In re the Arbitration between Levy & Hirsch

Cohkt, J.

(dissenting). The relationship between the parties was fiduciary. Appellant was one of the customers of respondents, who are stockbrokers. According to appellant’s affidavit, he first began to deal with respondents in September, 1943. For a period of about one year following he traded in securities on a cash basis. In October, 1944, he started trading through respondents on margin. Shortly thereafter, a customer’s man employed by the brokers requested him to sign a paper printed in fine type so lengthy that its reproduction covers about seven pages of the record on appeal. He was .told that the execution of the paper was a mere formality and that such document was required by the New York Stock Exchange from all persons trading on margin and that there was nothing else to it. At the time, appellant requested a copy of the paper but was advised that this was not necessary and relying upon respondents, he signed the paper without knowledge of its contents. Until August 23, 1946, when the respondents made a demand. for arbitration of an alleged dispute between the parties, appellant did not know that the paper he had signed contained an arbitration clause. Appellant avers that he would never have signed the document if he had been advised it contained the arbitration clause in question; that it was represented to him the sole purpose of the paper was to secure an authorization to his brokers to trade for him on margin.

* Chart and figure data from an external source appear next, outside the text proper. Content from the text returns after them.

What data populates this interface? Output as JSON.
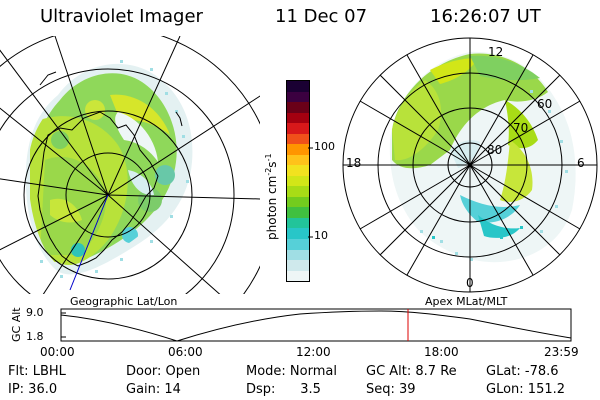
{
  "header": {
    "instrument": "Ultraviolet Imager",
    "date": "11 Dec 07",
    "time": "16:26:07 UT"
  },
  "left_map": {
    "caption": "Geographic Lat/Lon"
  },
  "right_map": {
    "caption": "Apex MLat/MLT",
    "mlt_labels": {
      "top": "12",
      "left": "18",
      "right": "6",
      "bottom": "0"
    },
    "lat_labels": [
      "60",
      "70",
      "80"
    ]
  },
  "colorbar": {
    "label": "photon cm",
    "label_sup1": "-2",
    "label_mid": "s",
    "label_sup2": "-1",
    "ticks": [
      "100",
      "10"
    ],
    "colors": [
      "#1a0033",
      "#3b0040",
      "#6a0018",
      "#a40010",
      "#d8181a",
      "#f0501a",
      "#ff9500",
      "#ffc21a",
      "#f2e21f",
      "#d2e618",
      "#a8dc16",
      "#73cc1e",
      "#40c040",
      "#22c49a",
      "#28c6c8",
      "#56d0d8",
      "#a0dee4",
      "#cfe9ec",
      "#eef6f6"
    ]
  },
  "timeline": {
    "ylabel": "GC Alt",
    "y_ticks": [
      "9.0",
      "1.8"
    ],
    "x_ticks": [
      "00:00",
      "06:00",
      "12:00",
      "18:00",
      "23:59"
    ],
    "marker_color": "#dd0000",
    "current_time": "16:26"
  },
  "status": [
    [
      "Flt: LBHL",
      "Door: Open",
      "Mode: Normal",
      "GC Alt: 8.7 Re",
      "GLat: -78.6"
    ],
    [
      "IP: 36.0",
      "Gain: 14",
      "Dsp:      3.5",
      "Seq: 39",
      "GLon: 151.2"
    ]
  ]
}
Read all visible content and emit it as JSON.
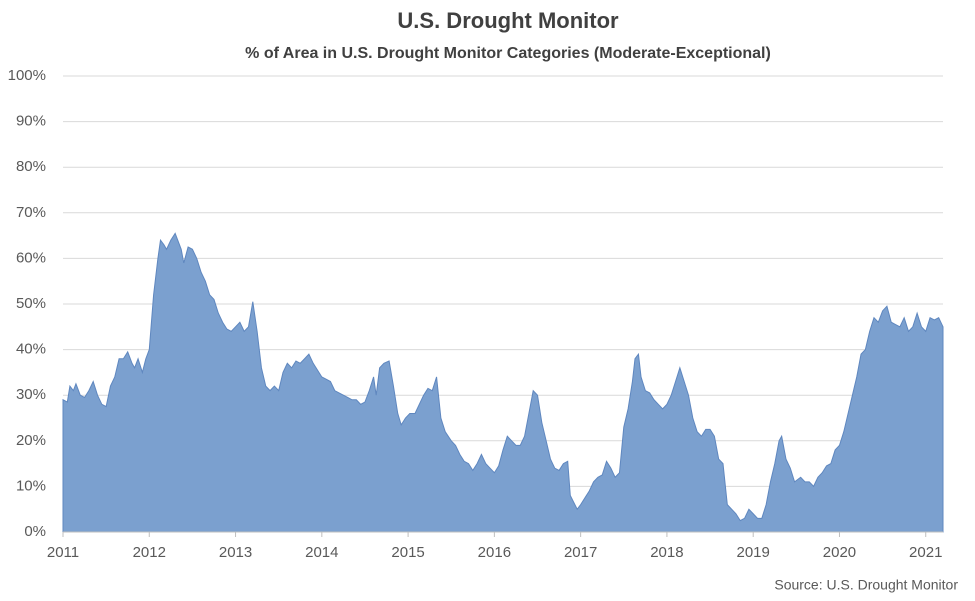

The sum and substance of respondents’ opposing affidavits and exhibits is that appellant was cognizant of the arbitration clause in the agreement when he executed it. Such proof, however, does not conclusively establish that there is no basis for appellant’s claim. There is, therefore, presented a substantial issue as to the factum of the agreement to arbitrate upon which issue petitioner is entitled to a jury trial. (Matter of Newburger v. Gold, 229 App. Div. 572, affd. 255 N. Y. 532; Matter of Hesslein & Co. v. Greenfield, 281 N. Y. 26; Matter of Gruen v. Carter, 173 Misc. 765, affd. 259 App. Div. 712.) “ Arbitration presupposes the existence of a contract to arbitrate. If a party to a controversy denies the existence of the contract and with it the jurisdiction of the irregular tribunal, the regular courts of justice must be open to him at some stage for the determination of the issue. The right to such a determination, either at the beginning or at the end of the arbitration or in resistance to an *435attempted enforcement of the award, is assured by the Constitution as part of its assurance of due process of law.” (Finsilver, Still & Moss v. Goldberg, M. & Co., 253 N. Y. 382, 389, Cardozo, Ch. J.)

Accordingly, I dissent and vote to reverse the order and to grant the motion staying the arbitration proceeding and directing a trial of the issue as to the making of the arbitration agreement.

Martin, P. J., Townley and G-lennon, JJ., concur with Dore, J.; Cohn, J., dissents in opinion.

Order affirmed, with $20 costs and disbursements.